From the CircleCI docs, this will do 3 things:

  • Create a new temporary keychain for use with Fastlane Match (see the code signing section for more details).
  • Switch Fastlane Match to readonly mode to make sure CI does not create new code signing certificates or provisioning profiles.
  • Set up log and test result paths to be easily collectible.

One last thing...

⚠️ Make sure you are using an appstore provisioning profile in Xcode since we want to deploy to Testflight.

CircleCI pipeline

CircleCI has a circleci-demo-react-native repo. We will use their sample config.yml to build our own. You can see our final config.yml here

We'll have a single workflow build-deploy-testflight containing 3 jobs (linter, approval, ios-build) that will trigger whenever there is a merge in a development branch.
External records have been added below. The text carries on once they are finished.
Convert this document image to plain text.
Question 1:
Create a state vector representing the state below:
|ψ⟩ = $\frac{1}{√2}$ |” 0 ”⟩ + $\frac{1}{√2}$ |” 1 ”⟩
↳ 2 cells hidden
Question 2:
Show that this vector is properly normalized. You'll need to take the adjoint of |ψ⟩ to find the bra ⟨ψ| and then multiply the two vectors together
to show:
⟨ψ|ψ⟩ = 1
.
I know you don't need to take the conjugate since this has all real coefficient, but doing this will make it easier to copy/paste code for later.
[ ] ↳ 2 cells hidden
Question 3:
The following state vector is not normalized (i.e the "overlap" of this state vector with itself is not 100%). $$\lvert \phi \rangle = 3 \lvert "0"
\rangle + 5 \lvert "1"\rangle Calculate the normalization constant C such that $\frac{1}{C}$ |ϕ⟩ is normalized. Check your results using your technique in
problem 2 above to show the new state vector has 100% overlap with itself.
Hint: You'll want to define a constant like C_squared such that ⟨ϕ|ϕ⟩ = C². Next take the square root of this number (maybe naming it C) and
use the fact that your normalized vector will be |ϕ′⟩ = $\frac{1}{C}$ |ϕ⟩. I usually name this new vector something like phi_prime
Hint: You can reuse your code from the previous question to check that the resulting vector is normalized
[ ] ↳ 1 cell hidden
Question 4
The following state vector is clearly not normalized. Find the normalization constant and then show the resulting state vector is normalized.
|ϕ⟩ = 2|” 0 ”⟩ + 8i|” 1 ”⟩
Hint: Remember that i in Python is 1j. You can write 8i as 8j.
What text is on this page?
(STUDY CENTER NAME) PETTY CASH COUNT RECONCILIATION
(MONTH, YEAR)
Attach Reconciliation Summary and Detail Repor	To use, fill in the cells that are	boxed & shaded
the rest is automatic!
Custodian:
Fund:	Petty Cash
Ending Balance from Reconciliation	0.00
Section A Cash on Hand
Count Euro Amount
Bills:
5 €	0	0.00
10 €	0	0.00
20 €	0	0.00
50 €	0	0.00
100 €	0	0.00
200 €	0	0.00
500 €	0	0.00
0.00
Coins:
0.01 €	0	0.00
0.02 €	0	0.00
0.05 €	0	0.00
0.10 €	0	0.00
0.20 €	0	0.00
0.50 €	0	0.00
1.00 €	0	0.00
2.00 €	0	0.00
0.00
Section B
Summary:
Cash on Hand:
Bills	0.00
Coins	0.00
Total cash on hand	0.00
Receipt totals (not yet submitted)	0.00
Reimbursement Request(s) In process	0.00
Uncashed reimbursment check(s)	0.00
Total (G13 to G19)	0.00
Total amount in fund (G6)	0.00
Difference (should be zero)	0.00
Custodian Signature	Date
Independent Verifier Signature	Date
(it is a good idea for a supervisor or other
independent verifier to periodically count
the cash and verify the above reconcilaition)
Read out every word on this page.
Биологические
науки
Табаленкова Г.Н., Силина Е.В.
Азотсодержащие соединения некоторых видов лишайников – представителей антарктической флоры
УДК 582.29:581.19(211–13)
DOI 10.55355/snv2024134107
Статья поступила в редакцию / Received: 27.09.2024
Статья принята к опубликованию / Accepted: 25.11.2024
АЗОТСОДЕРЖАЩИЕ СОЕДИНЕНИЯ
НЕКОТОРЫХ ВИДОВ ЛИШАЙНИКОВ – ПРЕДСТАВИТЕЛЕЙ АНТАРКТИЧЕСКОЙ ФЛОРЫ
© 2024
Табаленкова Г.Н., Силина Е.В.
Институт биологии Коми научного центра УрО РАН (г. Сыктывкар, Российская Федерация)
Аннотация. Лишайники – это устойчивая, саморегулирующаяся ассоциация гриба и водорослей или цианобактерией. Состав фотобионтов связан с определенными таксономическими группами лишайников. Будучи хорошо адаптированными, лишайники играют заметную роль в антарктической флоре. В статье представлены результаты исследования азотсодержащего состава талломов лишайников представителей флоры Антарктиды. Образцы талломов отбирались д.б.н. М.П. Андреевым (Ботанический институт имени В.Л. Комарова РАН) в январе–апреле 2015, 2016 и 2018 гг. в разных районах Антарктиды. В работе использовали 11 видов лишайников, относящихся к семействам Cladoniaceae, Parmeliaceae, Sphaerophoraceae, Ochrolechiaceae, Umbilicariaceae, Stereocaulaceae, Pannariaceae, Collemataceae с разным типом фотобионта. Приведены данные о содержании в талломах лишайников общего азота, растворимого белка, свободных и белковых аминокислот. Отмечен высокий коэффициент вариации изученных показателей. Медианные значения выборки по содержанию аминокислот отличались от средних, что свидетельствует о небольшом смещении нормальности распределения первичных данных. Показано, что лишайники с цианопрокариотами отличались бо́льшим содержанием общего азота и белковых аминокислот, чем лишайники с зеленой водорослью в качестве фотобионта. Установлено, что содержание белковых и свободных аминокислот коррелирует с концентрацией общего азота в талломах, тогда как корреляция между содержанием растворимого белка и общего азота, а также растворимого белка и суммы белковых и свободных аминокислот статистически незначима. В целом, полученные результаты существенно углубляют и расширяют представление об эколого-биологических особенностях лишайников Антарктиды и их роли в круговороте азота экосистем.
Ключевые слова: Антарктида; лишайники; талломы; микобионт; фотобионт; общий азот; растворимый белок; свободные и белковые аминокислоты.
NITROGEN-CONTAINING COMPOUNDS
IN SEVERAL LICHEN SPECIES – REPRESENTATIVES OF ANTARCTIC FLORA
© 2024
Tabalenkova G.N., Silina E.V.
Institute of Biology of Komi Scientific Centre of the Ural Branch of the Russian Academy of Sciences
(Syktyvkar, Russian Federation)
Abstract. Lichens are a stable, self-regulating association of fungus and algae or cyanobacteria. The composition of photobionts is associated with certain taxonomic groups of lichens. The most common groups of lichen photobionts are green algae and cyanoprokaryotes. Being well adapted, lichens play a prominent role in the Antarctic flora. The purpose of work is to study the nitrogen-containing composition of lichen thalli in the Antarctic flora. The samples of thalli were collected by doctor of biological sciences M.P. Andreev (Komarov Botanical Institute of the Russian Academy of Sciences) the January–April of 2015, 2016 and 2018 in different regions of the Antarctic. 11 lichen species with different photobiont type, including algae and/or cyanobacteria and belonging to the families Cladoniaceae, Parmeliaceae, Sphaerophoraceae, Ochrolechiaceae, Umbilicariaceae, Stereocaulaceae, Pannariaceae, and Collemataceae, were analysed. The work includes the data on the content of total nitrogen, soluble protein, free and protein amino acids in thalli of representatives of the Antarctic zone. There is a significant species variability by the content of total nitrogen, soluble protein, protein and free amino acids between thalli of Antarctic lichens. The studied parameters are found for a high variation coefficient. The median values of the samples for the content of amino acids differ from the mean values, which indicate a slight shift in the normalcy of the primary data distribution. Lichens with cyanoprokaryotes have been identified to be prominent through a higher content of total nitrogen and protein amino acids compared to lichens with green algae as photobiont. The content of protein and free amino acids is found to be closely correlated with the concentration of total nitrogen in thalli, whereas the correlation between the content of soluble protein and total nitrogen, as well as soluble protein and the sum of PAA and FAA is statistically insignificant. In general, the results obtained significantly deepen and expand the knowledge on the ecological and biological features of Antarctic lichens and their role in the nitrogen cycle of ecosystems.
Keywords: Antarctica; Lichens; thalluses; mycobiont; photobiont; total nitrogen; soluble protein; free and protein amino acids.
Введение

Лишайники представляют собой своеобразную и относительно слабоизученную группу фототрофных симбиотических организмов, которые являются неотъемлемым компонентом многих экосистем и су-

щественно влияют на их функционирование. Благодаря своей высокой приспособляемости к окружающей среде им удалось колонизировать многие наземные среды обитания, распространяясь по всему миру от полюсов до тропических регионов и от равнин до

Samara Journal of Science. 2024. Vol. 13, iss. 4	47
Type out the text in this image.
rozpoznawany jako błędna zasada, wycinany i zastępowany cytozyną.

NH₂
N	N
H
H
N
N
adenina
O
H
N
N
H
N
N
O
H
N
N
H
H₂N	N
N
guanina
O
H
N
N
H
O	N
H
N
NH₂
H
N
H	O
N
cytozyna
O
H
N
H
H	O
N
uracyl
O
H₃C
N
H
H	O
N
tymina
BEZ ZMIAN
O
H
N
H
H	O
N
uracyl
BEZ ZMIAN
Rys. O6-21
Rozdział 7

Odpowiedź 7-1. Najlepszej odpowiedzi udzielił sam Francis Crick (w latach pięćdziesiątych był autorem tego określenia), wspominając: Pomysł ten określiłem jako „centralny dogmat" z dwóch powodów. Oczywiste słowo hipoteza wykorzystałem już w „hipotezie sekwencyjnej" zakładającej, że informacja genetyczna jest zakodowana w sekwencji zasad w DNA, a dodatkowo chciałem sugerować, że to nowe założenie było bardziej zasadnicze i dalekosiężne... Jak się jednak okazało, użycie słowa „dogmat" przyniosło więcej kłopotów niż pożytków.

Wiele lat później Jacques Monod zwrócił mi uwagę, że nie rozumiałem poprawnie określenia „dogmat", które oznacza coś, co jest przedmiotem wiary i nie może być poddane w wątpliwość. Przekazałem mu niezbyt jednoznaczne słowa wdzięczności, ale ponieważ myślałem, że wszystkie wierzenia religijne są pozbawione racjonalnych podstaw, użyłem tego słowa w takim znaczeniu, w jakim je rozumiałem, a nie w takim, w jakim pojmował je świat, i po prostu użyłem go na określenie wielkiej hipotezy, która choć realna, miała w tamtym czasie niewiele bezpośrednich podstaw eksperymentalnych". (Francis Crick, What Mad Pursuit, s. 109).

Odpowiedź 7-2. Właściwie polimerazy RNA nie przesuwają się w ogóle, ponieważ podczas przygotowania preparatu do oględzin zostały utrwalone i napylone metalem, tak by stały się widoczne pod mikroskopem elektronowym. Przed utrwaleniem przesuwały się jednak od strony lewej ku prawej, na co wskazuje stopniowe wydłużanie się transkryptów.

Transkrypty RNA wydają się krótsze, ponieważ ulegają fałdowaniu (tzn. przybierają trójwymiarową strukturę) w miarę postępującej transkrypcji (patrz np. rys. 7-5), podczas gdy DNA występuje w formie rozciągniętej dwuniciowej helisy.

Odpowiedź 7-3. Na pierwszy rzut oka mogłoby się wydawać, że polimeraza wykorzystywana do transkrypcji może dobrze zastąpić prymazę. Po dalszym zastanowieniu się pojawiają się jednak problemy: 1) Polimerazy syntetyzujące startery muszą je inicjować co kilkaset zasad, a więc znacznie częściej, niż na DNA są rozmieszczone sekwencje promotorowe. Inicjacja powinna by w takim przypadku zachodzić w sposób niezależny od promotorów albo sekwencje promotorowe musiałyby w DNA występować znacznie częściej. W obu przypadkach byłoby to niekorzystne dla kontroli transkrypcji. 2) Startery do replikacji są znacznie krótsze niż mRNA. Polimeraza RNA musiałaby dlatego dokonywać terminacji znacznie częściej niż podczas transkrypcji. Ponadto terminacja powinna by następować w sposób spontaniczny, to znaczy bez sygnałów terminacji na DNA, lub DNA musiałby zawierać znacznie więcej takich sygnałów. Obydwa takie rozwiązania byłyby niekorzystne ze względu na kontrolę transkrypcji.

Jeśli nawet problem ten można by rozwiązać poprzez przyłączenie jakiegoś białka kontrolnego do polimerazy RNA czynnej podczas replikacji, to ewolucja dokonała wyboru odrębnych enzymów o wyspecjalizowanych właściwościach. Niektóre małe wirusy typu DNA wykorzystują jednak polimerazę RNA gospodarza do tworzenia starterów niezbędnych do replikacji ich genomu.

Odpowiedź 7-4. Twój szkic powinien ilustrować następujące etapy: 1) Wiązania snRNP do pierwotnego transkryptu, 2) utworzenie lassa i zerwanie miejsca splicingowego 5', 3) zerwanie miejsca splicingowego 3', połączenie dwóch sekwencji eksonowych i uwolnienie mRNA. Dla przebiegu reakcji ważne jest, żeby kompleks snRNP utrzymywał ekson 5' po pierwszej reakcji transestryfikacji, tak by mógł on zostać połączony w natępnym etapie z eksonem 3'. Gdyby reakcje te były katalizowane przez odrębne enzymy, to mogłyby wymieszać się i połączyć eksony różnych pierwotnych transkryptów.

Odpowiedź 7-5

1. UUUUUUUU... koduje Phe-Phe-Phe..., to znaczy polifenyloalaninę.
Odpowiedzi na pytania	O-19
The linter job will execute by default and, if there is approval from an admin in CircleCI (and the linter was successful), the iOS build and deployment to Testflight will kick in

workflows:
  version: 2
  build-deploy-testflight:
    jobs:
	  - linter:
          filters:
			branches:
			  only: development
	  - approve-build-send-testflight:
	      type: approval
	  - ios-build:
		  requires:
		    - linter
		    - approve-build-send-testflight

The process looks like this in CircleCI CircleCI Approval Needed

And once the approval is given it continues to build and deploy to TestFlight.

CircleCI Approved Step

Conclusion

Automating the building and delivery of an iOS application can be a daunting task. fastlane helps us abstract a lot but it is easy to have things fall through the cracks with all the different tools involved. Hope this guide was helpful to distill the steps that are required and to see how they all fit together.